Поздним вечером, когда все болты были заново залиты бетоном, строителей, пошатывающихся от непривычных усилий, развели по камерам. Все расходились молча, на Пыёлдина смотрели не столько со злостью, сколько с недоумением — никто не мог понять, зачем Каша ввязался в эту дурацкую затею, почему суетится, носится по этажам, какой во всем этом смысл?
Но Пыёлдин молчал.
Его материли так, как, наверное, никогда еще никого не материли на этой земле. Пыёлдин выслушивал гневные, в общем-то, справедливые упреки и кивал — дескать, все правильно, я с вами согласен, но надо бы еще десяток ведер свинцово-тяжелого бетона поднять на крышу. И только когда его уж совсем донимали, когда хватали за грудки и поднимали в воздух, готовые забетонировать вместе с опостылевшими болтами, он выставлял вперед свою натруженную за последние дни ладошку и проникновенно говорил:
— Вы не пожалеете… Сука буду, не пожалеете.
— Но ты, Каша, крепко пожалеешь, если все кончится компотом! — яростно вращая глазами, говорил ему вертолетчик Витя и вертел перед глазами бледного Пыёлдина громадным волосатым кулаком.
— Не пожалеете! — твердил Пыёлдин.
— Хоть бы харч давали человеческий! — орали ему в лицо. — Уродуемся с утра до вечера, а кормят бурдой. Жлоб твой Суковатый! Жлоб, каких свет не видал!
— Зэки! — торжественно шептал Пыёлдин. — Зэки, попомните мое слово… Не пожалеете.
— Говори, в чем дело! — требовали от него. Но здесь Пыёлдин был тверд и никакие угрозы на него не действовали. Видя такую непоколебимость, все убеждались, что у Пыёлдина действительно что-то на уме. И, ворча, снова брали ведра, медленно карабкались по перекладинам.
— Ну, Каша… рискуешь, — говорили ему.
— Знаю.
— Головой рискуешь!
— А у меня больше и нет ничего!
— Найдем еще кое-что, — заверяли его, и Пыёлдин прекрасно понимал, что это не пустые слова. Но понимал он и то, что малейшая его слабинка, самый невинный намек на истинный его замысел-умысел все разрушит. Не мог, ну просто никак не мог Суковатый оставить их всех без надзора, без бдительных ушей. Наверняка он изловчился приставить к ним стукача, который доносит о каждом сомнительном слове, взгляде, вздохе. Но Пыёлдин настолько затаился в трепетном своем ожидании, что даже в небо боялся взглянуть лишний раз, чтобы не навести никого на подозрения. Да, в ясное, синее, просторное небо он смотрел крадучись, каждый раз находя для этого какое-нибудь оправдание, объяснение на случай, если кто спросит, чего, дескать, в небо уставился? Пыёлдин любовался небом, лишь когда никого не было рядом и никто не смог бы уличить его в этом сомнительном занятии — разглядывании белых облаков, пролетающих самолетов, верхушек деревьев за высоким забором, увитым колючей проволокой…
Пыёлдин знал, что единственный способ убежать из этой тюрьмы — взмыть в небо. В грохоте мотора, в мелькании лопастей, сливающихся в один почти невидимый круг, в будоражащем запахе бензина, в пыли, которая поднимется с тюремного двора и все покроет непроницаемой серой мглой — взмыть в ясное небо и унестись, унестись, унестись!
К чертовой матери!
На свободу!
Пусть недолгую, жалкую, запуганную свободу, которая в конце концов добавит еще несколько лет к сроку, но унестись!

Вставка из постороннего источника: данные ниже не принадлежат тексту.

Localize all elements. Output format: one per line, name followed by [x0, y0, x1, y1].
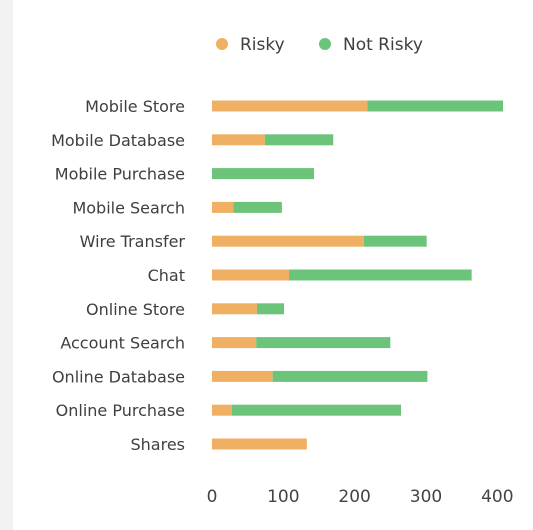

Три мешка цемента приказал Пыёлдин утаить, спрятать в надежном месте, но рядом, недалеко, чтоб в нужную секунду оказались бы они под рукой. Сокамерники диву давались — на кой мужику цемент? Ведь не продашь его здесь, не выменяешь, не перебросишь через забор пятьдесят килограммов! Но в действиях, в словах, даже в молчании Пыёлдина была такая уверенность, доходящая временами до ожесточенности, что сокамерники, опытные и немногословные зэки, начали что-то понимать, вернее, догадываться — Пыёлдин явно имел какой-то дальний смысл, тайный замысел, коварный умысел.
И подчинялись.
Пыёлдина уже не пытались расколоть, перед его поганой мордой не потрясали карточной колодой, грозя проиграть его вместе с заношенными трусами. Каждое слово выслушивали даже с некоторым подобострастием, указания выполняли хотя и неохотно, но быстро, четко, молча. Правда, пытались, пытались заглянуть ему в глаза, надеясь найти там ответ и сразу все понять. А Пыёлдин глаза свои блудливые прятал, отворачивался, опускал голову, словно и в самом деле опасался, что по его нестерпимо синим зенкам можно было о чем-то догадаться.